In iTrans, the lines would be rendered as follows:
pratyaha prabhaatkaale bhakta e kukur
stabdha haye vase thane aasaner kaachhe
yatakShaNe sa~nga taar naa kari sviikaar
A literal translation would be:
Every dawn this devoted dog
silently stays seated by [my] seat
for as long as I don't accept his company
by patting him.
The poem was published in Tagore's 1941 Bengali collection আরোগ্য (आरोग्य / aarogya, meaning Convalescence). Tagore wrote original works in both Bengali and English. He also wrote a cycle of 22 poems, ভানুসিংহ ঠাকুরের পদাবলী / bhaanusi~Nh Thakurer padaavalii, in a pastiche of Brajabuli, imitating the Vaishava Padavali tradition that flourished in the 15th through the 17th C. He frequently translated his own Bengali poems, stories, etc. into English as well. He did not, however, write in Hindi. Many of his works have been translated into Hindi by other hands, but cursory Googling didn't turn up a Hindi translation of this poem.

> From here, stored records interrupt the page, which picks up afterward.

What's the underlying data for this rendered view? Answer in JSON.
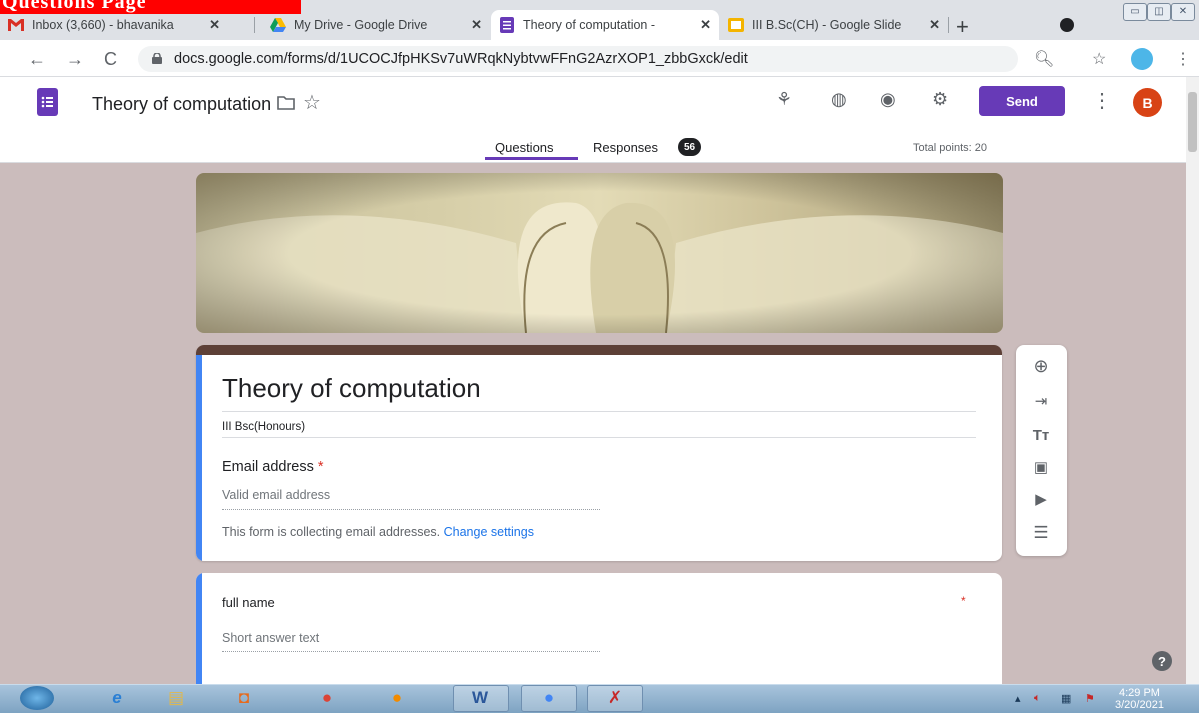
{
  "browser": {
    "tabs": [
      {
        "title": "Inbox (3,660) - bhavanika",
        "icon": "gmail-icon",
        "close": "✕"
      },
      {
        "title": "My Drive - Google Drive",
        "icon": "google-drive-icon",
        "close": "✕"
      },
      {
        "title": "Theory of computation -",
        "icon": "google-forms-icon",
        "close": "✕"
      },
      {
        "title": "III B.Sc(CH) - Google Slide",
        "icon": "google-slides-icon",
        "close": "✕"
      }
    ],
    "new_tab": "+",
    "url": "docs.google.com/forms/d/1UCOCJfpHKSv7uWRqkNybtvwFFnG2AzrXOP1_zbbGxck/edit",
    "window_buttons": [
      "▭",
      "◫",
      "✕"
    ]
  },
  "overlay_banner": "Questions Page",
  "forms_header": {
    "title": "Theory of computation",
    "send_label": "Send",
    "avatar_letter": "B",
    "tabs": {
      "questions": "Questions",
      "responses": "Responses"
    },
    "responses_count": "56",
    "total_points": "Total points: 20",
    "accent_color": "#673ab7"
  },
  "form": {
    "title": "Theory of computation",
    "description": "III Bsc(Honours)",
    "email_label": "Email address",
    "required_mark": "*",
    "email_placeholder": "Valid email address",
    "collecting_note": "This form is collecting email addresses.",
    "change_settings": "Change settings",
    "theme_color": "#5d4037"
  },
  "question": {
    "title": "full name",
    "required_mark": "*",
    "placeholder": "Short answer text"
  },
  "side_toolbar": [
    "add-question-icon",
    "import-questions-icon",
    "add-title-icon",
    "add-image-icon",
    "add-video-icon",
    "add-section-icon"
  ],
  "taskbar": {
    "time": "4:29 PM",
    "date": "3/20/2021"
  }
}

I don't know why Translated Labs and AllPoetry think this is Hindi. Or at least I do: because ethnocentrism. But that's an explanation, not an excuse. Considering that Hindi and Bengali are each spoken by literally hundreds of millions of people, and are both among the top ten languages spoken worldwide, it's a pretty shocking mistake. The world is simply jam-packed with speakers of those languages, and those websites can't find a single speaker of either to verify which one this is?
It's mind-boggling that the web should be propagating such an indefensible error, and it's good to be able to clear it up. Thanks for this question and asking me to answer it.
Obligatory disclaimer: My Bengali is dreadful, and the translation of the four lines given above probably has deathless howlers in it, so it's strictly AYOR and corrections are welcomed.
Tangentially relevant funny story: my late husband had quite the gift for languages. He began learning Hindi in his forties. He had just mastered the Devanagari script when he and I went to watch Satyajit Ray's মহানগর (Mahanagar, The Big City), at an arthouse cinema. The titles came on and I noticed he was peering at the screen with an increasingly puzzled expression. I leaned over and whispered "It's Bengali." A look of relief came over his face as he remembered that Bengali uses a completely different script from Hindi.